L’eolico ha un costo tre volte superiore a quello dell’energia nucleare, ma ha un costo molto inferiore rispetto al fotovoltaico (parlando di Europa, poiché negli USA le energie rinnovabili hanno superato il nucleare anche in termini di economicità).

L’energia eolica pecca nella necessità di un’ubicazione in zone ventose. Ne deriva che non è possibile installare pale eoliche in modo diffuso sul territorio nazionale in modo tale da incrementare esponenzialmente la percentuale di energia prodotta tramite il vento.

Un altro metodo in via di sviluppo per ottenere energia è il geotermico, ovvero lo sfruttamento del calore del sottosuolo con cui produrre energia elettrica. I problemi principali sono l’alto costo, le trivellazioni del terreno e come per l’eolico, la specificità dei luoghi in cui è possibile costruire gli impianti.

Anche l’energia da biomasse sta prendendo piede in questi anni. Possiamo considerarla rinnovabile, ma non pienamente sostenibile, poiché è basata sulla combustione di rifiuti organici e quindi produce CO2 e polveri sottili. Per ovviare a questo problema si potrebbe permettere l’installazione di centrali a biomasse limitatamente ai contadini per una dimensione massima pari alla quantità di rifiuti organici prodotti in loco.

 

Il Governo italiano, ormai da un anno, ha intrapreso i passi necessari alla nuclearizzazione del nostro paese, prendendo accordi con la Francia, la quale ci venderà reattori che ottimisticamente potranno essere operativi fra 20 anni e quindi quando avranno perso la loro contemporaneità tecnologica.

Inoltre ha sospeso, in buona parte, i finanziamenti alle energie rinnovabili, proprio quando in tutto il mondo si sta riflettendo se continuare sulla strada nuclearista, tenuto conto del disastro giapponese.

I danni nel paese nipponico sono stati provocati essenzialmente dal maremoto causato dal sisma e non dal terremoto stesso, nonostante sia stato di una potenza mille volte superiore al sisma de L’Aquila. Questo fa intuire come sia impossibile decretare una sicurezza assoluta del nucleare.

Il Giappone è il paese con i livelli più alti di sicurezza nelle costruzioni e ha subito questo tragico evento.

Noi non possediamo le tecnologie edili adatte e in compenso abbiamo la criminalità organizzata che tenta di inserirsi in qualunque appalto. Come pensiamo, inoltre, di costruire centrali nucleari sicure in tempi brevi in un territorio a rischio sismico?

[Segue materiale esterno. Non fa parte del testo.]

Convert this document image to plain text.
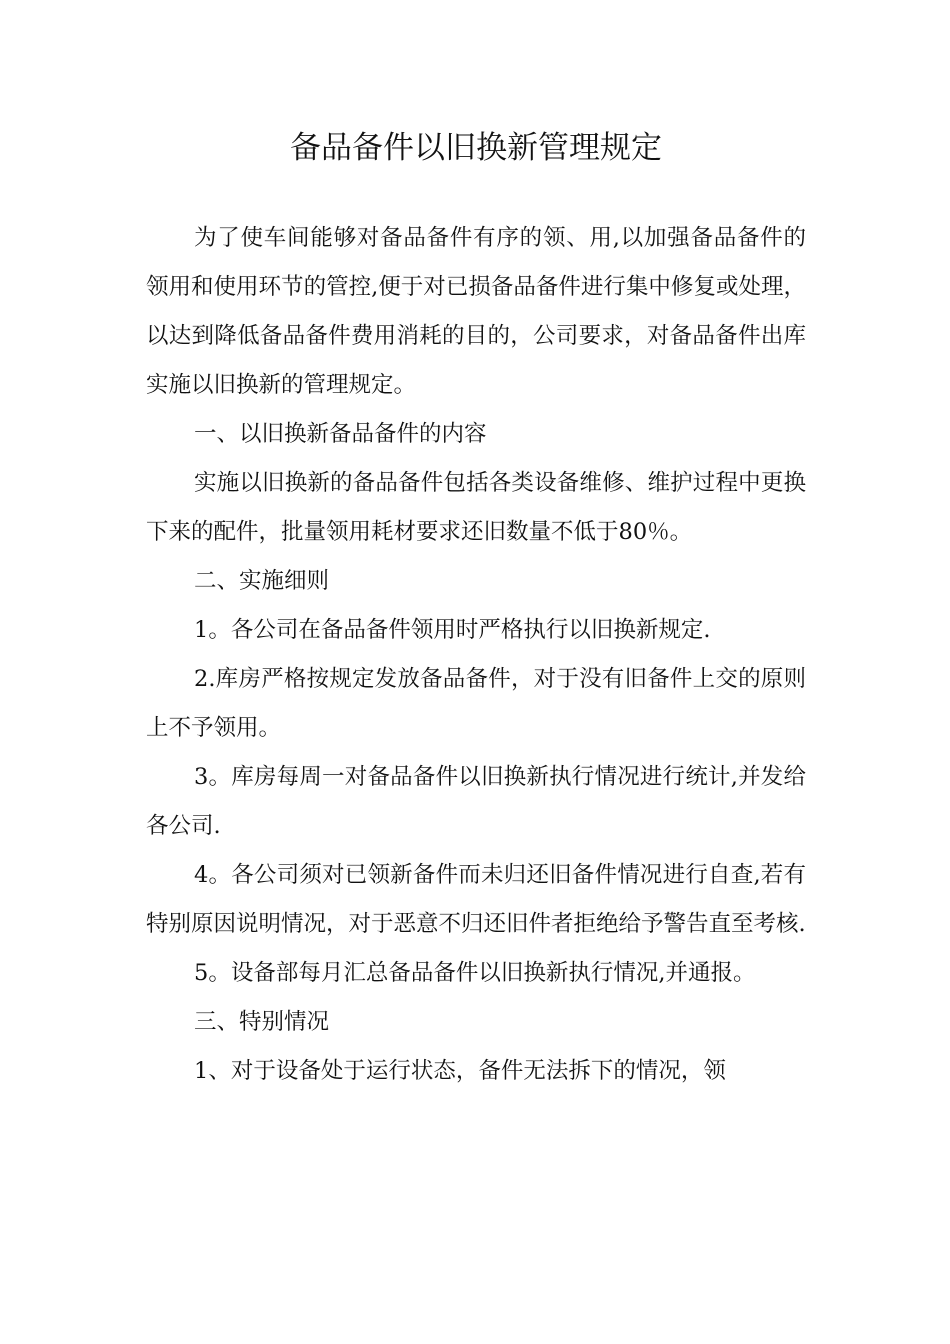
备品备件以旧换新管理规定

为了使车间能够对备品备件有序的领、用,以加强备品备件的领用和使用环节的管控,便于对已损备品备件进行集中修复或处理，以达到降低备品备件费用消耗的目的，公司要求，对备品备件出库实施以旧换新的管理规定。

一、以旧换新备品备件的内容

实施以旧换新的备品备件包括各类设备维修、维护过程中更换下来的配件，批量领用耗材要求还旧数量不低于80％。

二、实施细则

1。各公司在备品备件领用时严格执行以旧换新规定.

2.库房严格按规定发放备品备件，对于没有旧备件上交的原则上不予领用。

3。库房每周一对备品备件以旧换新执行情况进行统计,并发给各公司.

4。各公司须对已领新备件而未归还旧备件情况进行自查,若有特别原因说明情况，对于恶意不归还旧件者拒绝给予警告直至考核.

5。设备部每月汇总备品备件以旧换新执行情况,并通报。

三、特别情况

1、对于设备处于运行状态，备件无法拆下的情况，领
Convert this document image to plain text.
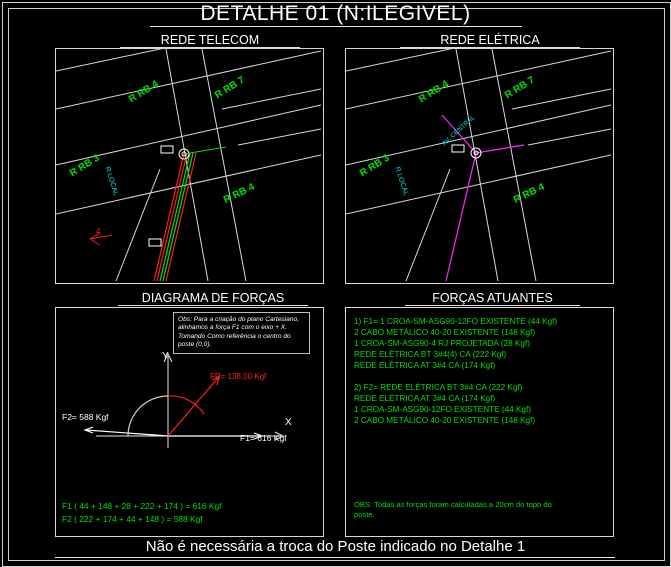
DETALHE 01 (N:ILEGIVEL)
REDE TELECOM
R RB 4	R RB 7
R RB 3
R RB 4
R LOCAL
4
REDE ELÉTRICA
R RB 4	R RB 7
R RB 3
R RB 4
R LOCAL
AV. CENTRAL
DIAGRAMA DE FORÇAS
Obs: Para a criação do plano Cartesiano, alinhamos a força F1 com o eixo + X. Tomando Como referência o centro do poste (0,0).
Y
X
FR= 138,00 Kgf
F2= 588 Kgf
F1= 616 Kgf
F1 ( 44 + 148 + 28 + 222 + 174 ) = 616 Kgf
F2 ( 222 + 174 + 44 + 148 ) = 588 Kgf
FORÇAS ATUANTES
1) F1= 1 CROA-SM-ASG90-12FO EXISTENTE (44 Kgf)
2 CABO METÁLICO 40-20 EXISTENTE (148 Kgf)
1 CROA-SM-ASG90-4 RJ PROJETADA (28 Kgf)
REDE ELÉTRICA BT 3#4(4) CA (222 Kgf)
REDE ELÉTRICA AT 3#4 CA (174 Kgf)

2) F2= REDE ELÉTRICA BT 3#4 CA (222 Kgf)
REDE ELÉTRICA AT 3#4 CA (174 Kgf)
1 CROA-SM-ASG90-12FO EXISTENTE (44 Kgf)
2 CABO METÁLICO 40-20 EXISTENTE (148 Kgf)
OBS: Todas as forças foram calculadas a 20cm do topo do poste.
Não é necessária a troca do Poste indicado no Detalhe 1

Al referendum dell’11-12 giugno promosso dall’Italia Dei Valori, i cittadini saranno chiamati ad esprimersi su questa decisione governativa. Se vinceranno i Sì verrà abrogato il decreto legge di indirizzo con il quale si è intrapreso il cammino del nucleare in Italia, mentre se vinceranno i NO si continuerà su questa strada; sempre che si raggiunga il quorum, data la posticipazione della consultazione in periodo balneare da parte del Ministero dell’Interno, con il mancato accorpamento alle elezioni amministrative, comportando così un costo aggiuntivo alle casse pubbliche per 250 milioni di euro.

In questi giorni è doveroso fermarsi a riflettere sulle decisioni da prendere nel e per il futuro.

Il nostro paese dovrebbe sfruttare a pieno le energie rinnovabili, finanziando principalmente i produttori di impianti in loco. Facendo ciò si abbatterebbero i costi alla filiera, aumentando la propensione all’acquisto e all’investimento nella Green Economy.

La Terra non è più disposta a sopportare i nostri abusi e la tragedia che si sta consumando in Giappone è un altro colpo mortale inferto al nostro pianeta.

Un alternativa è possibile e deve essere improntata sulla sostenibilità delle nostre scelte a livello ambientale.

Infine, siamo sicuri di aver bisogno di tutta questa energia? Prima di aumentare la produzione dovremmo imparare a risparmiarla e non sprecarla.